To find the mean and standard deviation of the random variable $X - Y$, we can use the properties of expectations and variances of independent random variables.

Step 1: Calculate the Mean of $X - Y$

The expectation of a difference $X - Y$ of two random variables $X$ and $Y$ can be calculated as: $E(X - Y) = E(X) - E(Y)$ Given that:

• $E(X) = 10$
• $E(Y) = 15$

We substitute these values: $E(X - Y) = 10 - 15 = -5$

So, the mean of $X - Y$ is $-5$.

Step 2: Calculate the Variance of $X - Y$

Since $X$ and $Y$ are independent, the variance of $X - Y$ is: $\text{Var}(X - Y) = \text{Var}(X) + \text{Var}(Y)$

To calculate this, we need the variances of $X$ and $Y$. Given the standard deviations:

• $\text{std dev}(X) = 3$
• $\text{std dev}(Y) = 4$

The variances are: $\text{Var}(X) = (\text{std dev}(X))^2 = 3^2 = 9$ $\text{Var}(Y) = (\text{std dev}(Y))^2 = 4^2 = 16$

Substitute these values into the variance formula: $\text{Var}(X - Y) = 9 + 16 = 25$

Step 3: Calculate the Standard Deviation of $X - Y$

The standard deviation of $X - Y$ is the square root of the variance: $\text{std dev}(X - Y) = \sqrt{\text{Var}(X - Y)} = \sqrt{25} = 5$

Final Answer

• The mean of $X - Y$ is $-5$.
• The standard deviation of $X - Y$ is $5$.

Summary of Calculations

1. Mean: $E(X - Y) = E(X) - E(Y) = 10 - 15 = -5$
2. Variance: $\text{Var}(X - Y) = \text{Var}(X) + \text{Var}(Y) = 9 + 16 = 25$
3. Standard Deviation: $\text{std dev}(X - Y) = \sqrt{25} = 5$

Would you like further details, or do you have any questions?

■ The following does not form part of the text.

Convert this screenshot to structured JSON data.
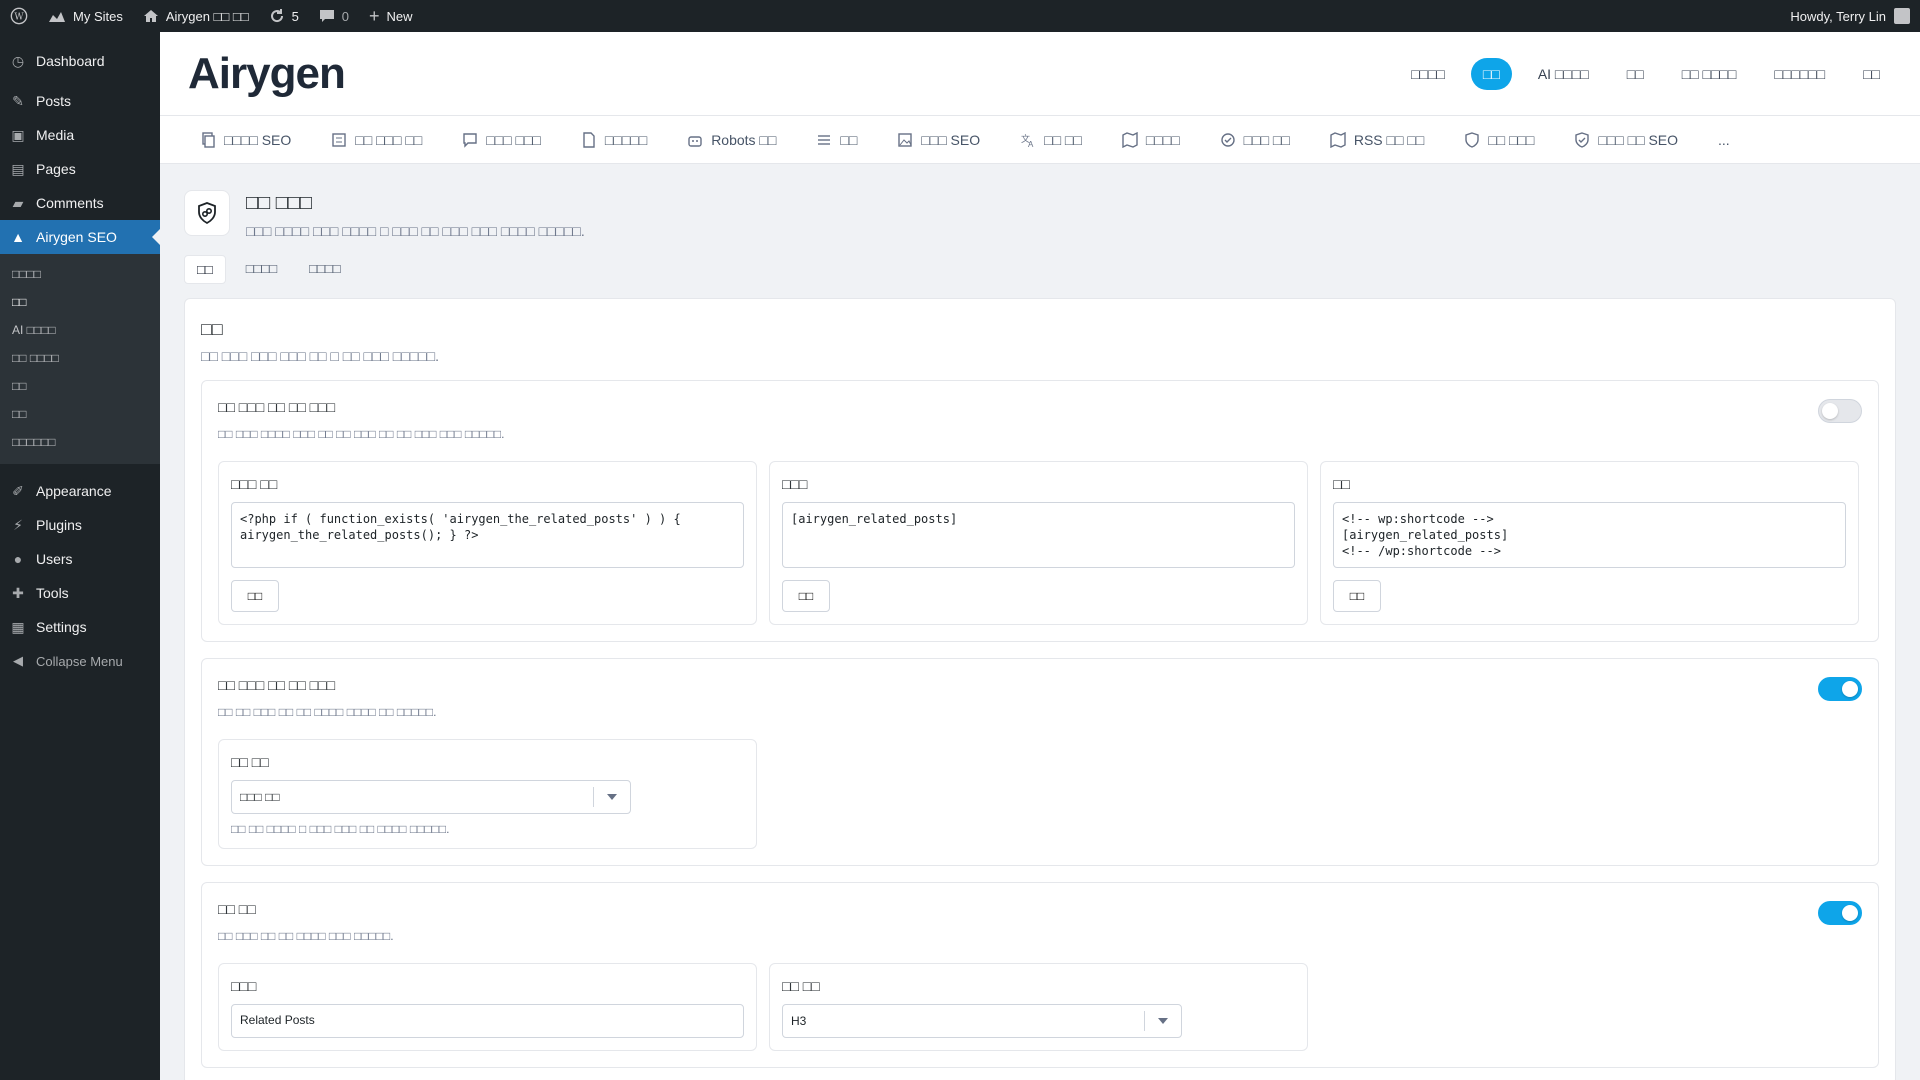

Here are some additional related questions:

1. How would the calculations change if $X$ and $Y$ were not independent?
2. What is the variance of $X + Y$ given that $X$ and $Y$ are independent?
3. How would you calculate $E(X + Y)$ and $\text{std dev}(X + Y)$?
4. If $X$ and $Y$ had a correlation, how would that affect the variance of $X - Y$?
5. Can you calculate $E(aX + bY)$ and $\text{std dev}(aX + bY)$ for constants $a$ and $b$?

Tip: Remember that for independent variables, the variance of their sum or difference is the sum of their variances, regardless of the signs.